On Thursday, March 12, I got my coffee and I watched the news. I saw the recommendations to have two-week supplies on-hand in the event you needed to be quarantined. I saw the reports that some stores had run out of supplies. And weirdly, that toilet paper was flying off the shelves? And I felt a tickle of doom. Later that day, my Denver office announced a “test” work-from-home day would be held on Friday, March 13. Just to be sure we all could do it. Then that evening, Denver Public School District announced an extended Spring Break to last March 16 through April 6. A three-week spring break?
On Friday, March 13, I got my coffee and I watched the news again. And then I dropped the kids off for their last day of school before the three-week spring break, and I hit the stores. Me and everybody else and their brothers. My husband really felt strongly we needed more toilet paper (he’d heard that the rumors were true, and he was deeply concerned about our supply), and I love my husband very much, so I was hunting for the tp. But alas, it was nowhere to be found that day.
Over the course of that weekend, things changed so quickly that we couldn’t even finish planning for scenario A before it became replaced by scenario B. By Sunday evening, my downtown Denver office had issued multiple recommendations and instructions that all were replaced by a simple “all employees should remain home and work remotely, starting Monday, March 16.”

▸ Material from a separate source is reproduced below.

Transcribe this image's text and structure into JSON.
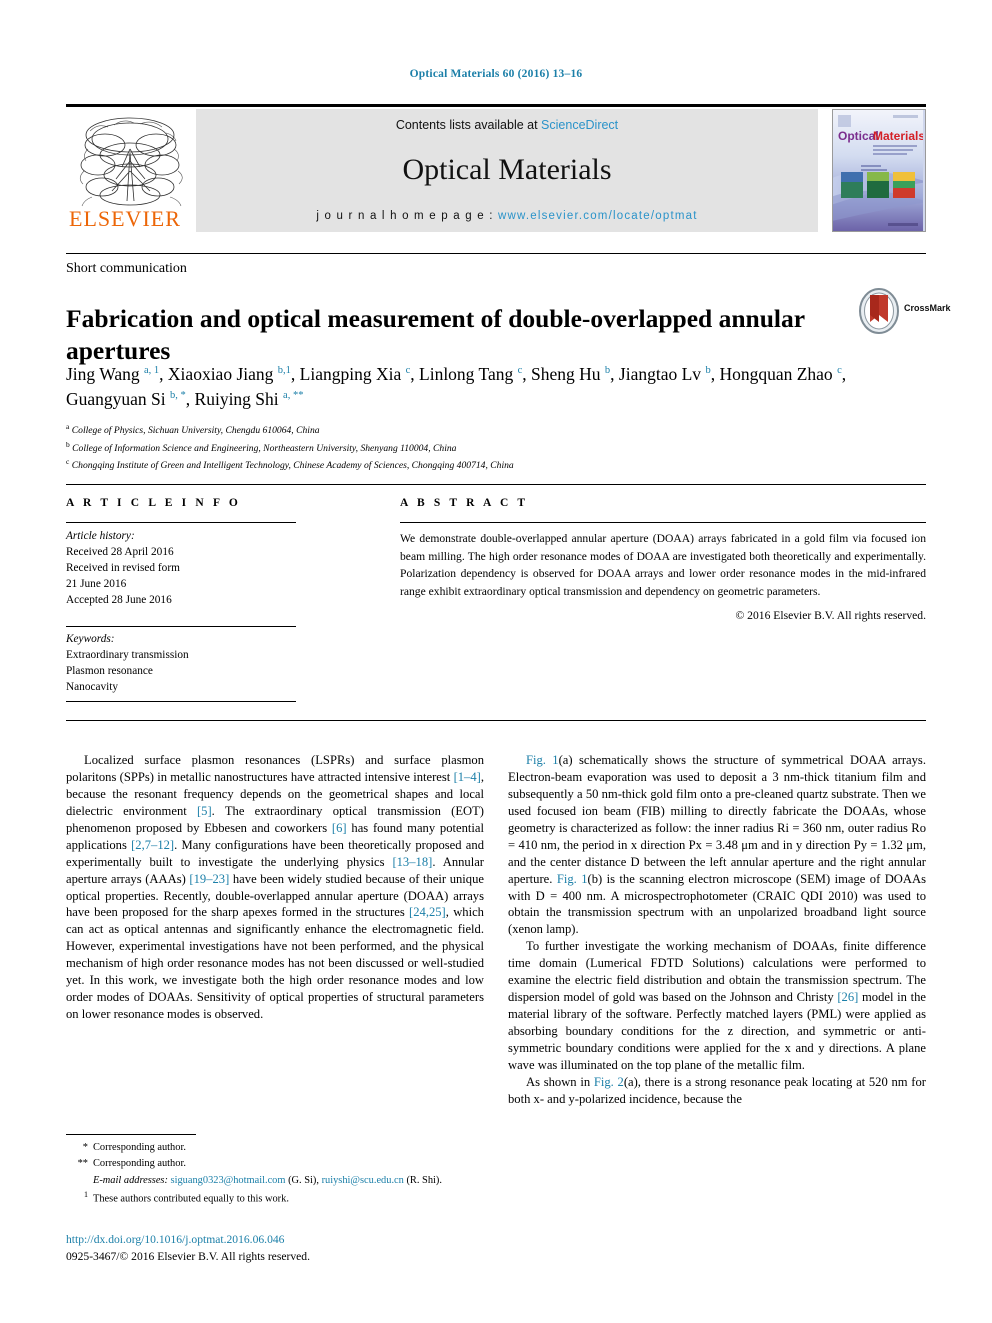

Luckily, my husband’s company had already made the same decision. So Monday morning, we were all home together in our cozy little house with our three young boys, attempting to work remotely to the best of our ability while providing guidance to our kids, instruction for their time and energy, feeding five people three times a day, dealing with multiple work requests, trouble-shooting for kids and work, and feeling, quite frankly, a little scared. Is this the new normal? It’s so different from the old normal. You know, the one we had THREE DAYS AGO?